The film is recognized by the American Film Institute:
While Peyton Place was a commercial hit, most critics noted that the most salacious elements of the Metalious novel had been whitewashed or eliminated completely. In The New York Times, Bosley Crowther remarked "There is no sense of massive corruption here." However, he did generally like the film, praising Hope Lange for a "gentle and sensitive performance" and finding Lloyd Nolan "excellent."[Variety wrote that the film was "impressively acted by an excellent cast," but noted that "in leaning backwards not to offend, Wald and Hayes have gone acrobatic ... On the screen is not the unpleasant sex-secret little town against which Grace Metalious set her story. These aren't the gossiping, spiteful, immoral people she portrayed. There are hints of this in the film, but only hints." Richard L. Coe of The Washington Post wrote "While the four-letter words of the Grace Metalious novel have been adroitly erased, it's easy for one of the apparent few who didn't read the book to see why so many did. There are several strong stories and the characters are sharply drawn. Without these two characteristics the best written novels remain unread." Edwin Schallert of the Los Angeles Times declared the film "probably the most powerful small-town picture ever produced," and Harrison's Reports praised it as "an absorbing adult drama" that "grips one's attention the whole time it is on the screen, thanks to the sensitive direction and the effective acting of the capable cast."John McCarten of The New Yorker was negative, writing that the film "makes no attempt to exploit the sensational aspects of the tale it has to tell; on the contrary, it is woefully diffuse, and before it's over--roughly, three hours--boredom has set in like the grippe."The Monthly Film Bulletin wrote "Slick and passionless, the film is an expensive and heavily bowdlerised adaptation of Grace Metalious' best-seller," adding that "the film never quite makes up its mind whether to extol small-town America or castigate it."TV Guide wrote "This is the kind of hypertensive trash that gives melodrama a bad name, cynically tempering its naughty bits with smug moralizing. The fact that the film won an 'A' rating from the Catholic Legion of Decency, meaning it was deemed 'acceptable to all,' is a dead giveaway. (In actuality, it was given an "A-III" rating, meaning appropriate only for adults.)
On the film's 40th anniversary in 1998, celebrations were held in some of the Maine towns in which the film was shot, attended by Hope Lange.

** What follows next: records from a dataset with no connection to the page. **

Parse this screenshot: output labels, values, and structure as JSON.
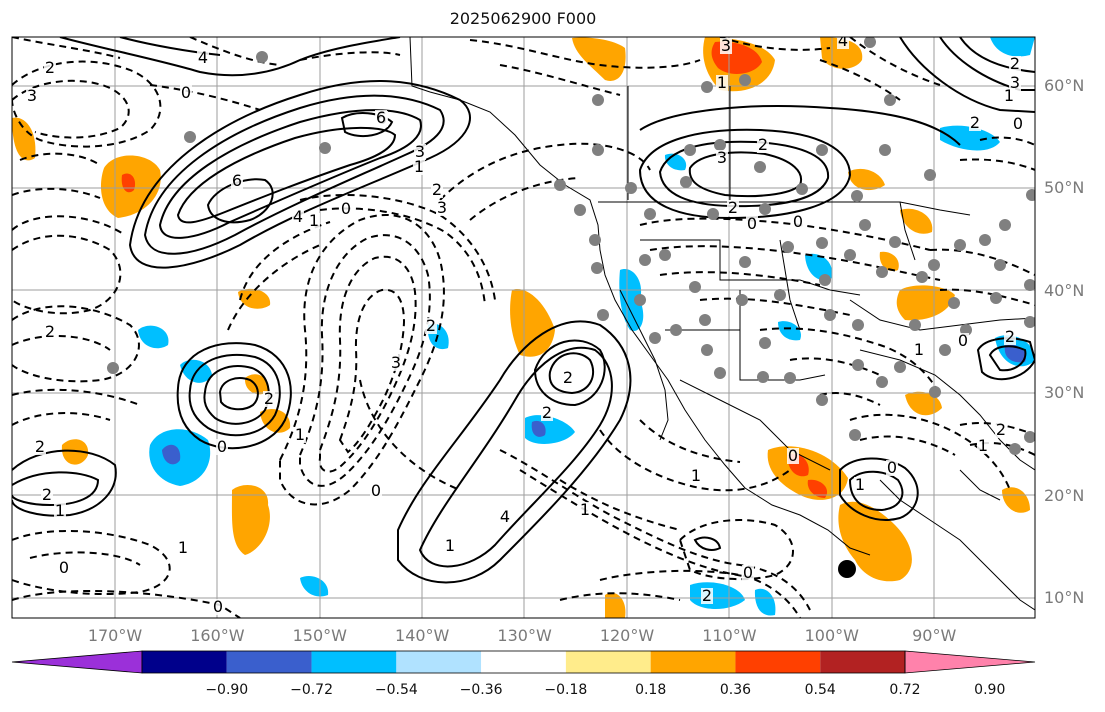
{
  "title": "2025062900 F000",
  "lat_labels": [
    {
      "text": "60°N",
      "lat": 60
    },
    {
      "text": "50°N",
      "lat": 50
    },
    {
      "text": "40°N",
      "lat": 40
    },
    {
      "text": "30°N",
      "lat": 30
    },
    {
      "text": "20°N",
      "lat": 20
    },
    {
      "text": "10°N",
      "lat": 10
    }
  ],
  "lon_labels": [
    {
      "text": "170°W",
      "lon": -170
    },
    {
      "text": "160°W",
      "lon": -160
    },
    {
      "text": "150°W",
      "lon": -150
    },
    {
      "text": "140°W",
      "lon": -140
    },
    {
      "text": "130°W",
      "lon": -130
    },
    {
      "text": "120°W",
      "lon": -120
    },
    {
      "text": "110°W",
      "lon": -110
    },
    {
      "text": "100°W",
      "lon": -100
    },
    {
      "text": "90°W",
      "lon": -90
    }
  ],
  "colorbar": {
    "colors": [
      "#9b30d9",
      "#00008b",
      "#3a5fcd",
      "#00bfff",
      "#b0e2ff",
      "#ffffff",
      "#ffec8b",
      "#ffa500",
      "#ff4000",
      "#b22222",
      "#ff82ab"
    ],
    "tick_labels": [
      "−0.90",
      "−0.72",
      "−0.54",
      "−0.36",
      "−0.18",
      "0.18",
      "0.36",
      "0.54",
      "0.72",
      "0.90"
    ]
  },
  "contour_labels": [
    "2",
    "4",
    "3",
    "6",
    "0",
    "6",
    "4",
    "3",
    "2",
    "1",
    "0",
    "2",
    "3",
    "1",
    "2",
    "0",
    "1",
    "3",
    "0",
    "2",
    "1",
    "2",
    "4",
    "2",
    "1",
    "3",
    "6",
    "3",
    "2",
    "4",
    "2",
    "0",
    "0",
    "1",
    "2",
    "3",
    "0",
    "2",
    "1",
    "2",
    "1",
    "1",
    "0",
    "0",
    "1",
    "2",
    "1",
    "0",
    "2",
    "2",
    "1",
    "0",
    "1",
    "0",
    "2",
    "0"
  ]
}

The film received nine Oscar nominations (and no wins), including four honoring supporting performances, which tied a record set three years earlier by On the Waterfront. This record later was matched by Tom Jones, The Last Picture Show, and The Godfather Part II. The film's nine Oscar nominations without a win also tied a then-Academy Award's record for biggest shut-out (with The Little Foxes). This record was surpassed by The Turning Point in 1977 and The Color Purple in 1985, both of which received zero of 11 nominations.